New data collected by NASA’s Mars Curiosity rover suggests the planet once had lakes, or at least wetter conditions, something scientists have suspected for years. Scientists came to this conclusion after examining a rock slab called Old Soaker, which is said to feature a familiar network of cracks typically found where muddy ground has dried and cracked.

The newest data is the latest bit of mounting evidence suggesting Mars was once much wetter.

According to scientists, the cracked layer was formed more than 3 billion years ago and subsequently buried by layers of sediment. Wind later eroded the layers above Old Soaker, exposing raised ridges at the investigation site. Basically, these cracks filled with material, became stratified, and now they’re sitting on top of the rock.

Other evidence found at the site includes layers of sandstone interspersed with layers of mudstone, along with a layering pattern known as cross-bedding. This pattern is typically formed where water was flowing more vigorously, according to NASA.

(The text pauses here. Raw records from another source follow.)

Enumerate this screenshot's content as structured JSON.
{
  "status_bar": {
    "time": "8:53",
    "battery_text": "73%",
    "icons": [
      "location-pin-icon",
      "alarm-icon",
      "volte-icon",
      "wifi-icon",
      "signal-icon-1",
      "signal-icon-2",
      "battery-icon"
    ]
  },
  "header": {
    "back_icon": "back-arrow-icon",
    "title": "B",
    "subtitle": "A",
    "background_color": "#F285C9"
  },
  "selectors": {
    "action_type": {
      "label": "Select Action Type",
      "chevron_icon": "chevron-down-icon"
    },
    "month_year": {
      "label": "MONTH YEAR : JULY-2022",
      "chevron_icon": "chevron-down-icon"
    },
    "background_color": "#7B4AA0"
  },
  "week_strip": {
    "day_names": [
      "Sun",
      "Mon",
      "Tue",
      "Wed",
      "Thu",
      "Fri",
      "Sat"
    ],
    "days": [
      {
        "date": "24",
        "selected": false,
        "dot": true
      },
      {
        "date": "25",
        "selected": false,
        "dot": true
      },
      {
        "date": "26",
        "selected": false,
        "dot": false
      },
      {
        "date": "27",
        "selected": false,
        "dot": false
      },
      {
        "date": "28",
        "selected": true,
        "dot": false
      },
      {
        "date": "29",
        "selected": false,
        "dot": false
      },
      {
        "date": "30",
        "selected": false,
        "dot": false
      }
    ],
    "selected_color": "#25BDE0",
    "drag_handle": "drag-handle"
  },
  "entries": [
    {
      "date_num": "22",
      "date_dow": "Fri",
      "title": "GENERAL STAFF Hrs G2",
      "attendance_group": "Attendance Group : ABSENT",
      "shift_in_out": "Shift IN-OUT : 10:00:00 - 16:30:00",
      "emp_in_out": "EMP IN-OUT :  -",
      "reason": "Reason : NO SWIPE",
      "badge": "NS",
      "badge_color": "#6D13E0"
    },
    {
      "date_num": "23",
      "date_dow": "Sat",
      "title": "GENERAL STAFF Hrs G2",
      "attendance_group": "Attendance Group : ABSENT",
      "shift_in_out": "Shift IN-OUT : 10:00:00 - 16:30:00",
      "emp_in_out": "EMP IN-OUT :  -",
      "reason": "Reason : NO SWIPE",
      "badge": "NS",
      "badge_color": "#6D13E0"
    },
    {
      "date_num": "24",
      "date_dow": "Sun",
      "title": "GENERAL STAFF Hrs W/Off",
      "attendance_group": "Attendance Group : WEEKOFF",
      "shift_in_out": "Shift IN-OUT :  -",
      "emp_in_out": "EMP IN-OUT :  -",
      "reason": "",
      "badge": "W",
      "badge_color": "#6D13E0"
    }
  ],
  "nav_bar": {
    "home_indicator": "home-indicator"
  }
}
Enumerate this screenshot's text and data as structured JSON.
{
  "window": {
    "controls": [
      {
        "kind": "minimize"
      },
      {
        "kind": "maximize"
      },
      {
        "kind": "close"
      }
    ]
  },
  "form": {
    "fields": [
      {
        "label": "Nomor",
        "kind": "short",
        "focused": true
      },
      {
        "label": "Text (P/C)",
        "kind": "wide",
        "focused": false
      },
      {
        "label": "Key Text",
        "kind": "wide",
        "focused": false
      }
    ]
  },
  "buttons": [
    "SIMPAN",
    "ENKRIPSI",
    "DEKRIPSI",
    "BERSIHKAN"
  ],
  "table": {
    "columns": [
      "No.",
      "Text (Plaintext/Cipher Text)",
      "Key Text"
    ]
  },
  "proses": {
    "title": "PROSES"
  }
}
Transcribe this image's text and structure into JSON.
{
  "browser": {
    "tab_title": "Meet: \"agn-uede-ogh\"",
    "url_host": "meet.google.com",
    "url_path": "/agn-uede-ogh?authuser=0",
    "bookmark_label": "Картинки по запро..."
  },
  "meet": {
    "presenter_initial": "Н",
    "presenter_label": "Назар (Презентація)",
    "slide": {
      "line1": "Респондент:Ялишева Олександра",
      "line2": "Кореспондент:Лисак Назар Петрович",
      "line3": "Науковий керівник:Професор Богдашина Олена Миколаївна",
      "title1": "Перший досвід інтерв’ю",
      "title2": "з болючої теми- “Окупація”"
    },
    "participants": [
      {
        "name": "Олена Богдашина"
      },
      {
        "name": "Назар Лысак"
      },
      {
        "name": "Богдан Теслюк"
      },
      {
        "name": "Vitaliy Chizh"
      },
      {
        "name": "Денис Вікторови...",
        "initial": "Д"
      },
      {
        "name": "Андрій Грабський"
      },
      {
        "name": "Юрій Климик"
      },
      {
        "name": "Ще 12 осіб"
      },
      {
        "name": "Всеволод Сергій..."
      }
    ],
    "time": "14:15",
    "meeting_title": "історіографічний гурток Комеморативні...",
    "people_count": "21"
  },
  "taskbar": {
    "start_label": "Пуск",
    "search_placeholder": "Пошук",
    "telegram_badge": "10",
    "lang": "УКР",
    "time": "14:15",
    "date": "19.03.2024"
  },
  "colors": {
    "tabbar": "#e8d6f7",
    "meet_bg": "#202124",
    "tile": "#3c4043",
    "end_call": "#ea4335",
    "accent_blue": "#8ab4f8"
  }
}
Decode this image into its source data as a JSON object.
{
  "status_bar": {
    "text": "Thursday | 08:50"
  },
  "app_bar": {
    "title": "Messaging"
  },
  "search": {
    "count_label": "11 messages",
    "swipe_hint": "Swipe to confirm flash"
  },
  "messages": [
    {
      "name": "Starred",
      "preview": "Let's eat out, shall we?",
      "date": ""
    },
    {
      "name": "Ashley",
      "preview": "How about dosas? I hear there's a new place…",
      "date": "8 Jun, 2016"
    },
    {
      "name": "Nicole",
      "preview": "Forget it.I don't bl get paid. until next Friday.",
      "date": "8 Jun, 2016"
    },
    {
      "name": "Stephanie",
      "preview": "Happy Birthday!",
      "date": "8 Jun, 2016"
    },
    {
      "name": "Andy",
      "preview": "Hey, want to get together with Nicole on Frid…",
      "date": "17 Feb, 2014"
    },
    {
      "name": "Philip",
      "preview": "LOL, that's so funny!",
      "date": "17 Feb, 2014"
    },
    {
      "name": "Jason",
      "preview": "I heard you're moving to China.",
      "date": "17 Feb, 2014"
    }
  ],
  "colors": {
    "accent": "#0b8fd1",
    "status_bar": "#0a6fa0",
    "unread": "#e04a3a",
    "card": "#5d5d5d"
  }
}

Mars may have once had oceans

“If these are indeed mud cracks, they fit well with the context of what we’re seeing in the section of Mount Sharp Curiosity has been climbing for many months,” said Ashwin Vasavada, Curiosity project scientist. “The ancient lakes varied in depth and extent over time, and sometimes disappeared. We’re seeing more evidence of dry intervals between what had been mostly a record of long-lived lakes.”

NASA said scientists want to examine other areas around Old Soaker for clues while it continues to analyze existing data. Scientists have long suspected Mars was once very different, and the latest evidence is further proof it may have been much wetter than it is today.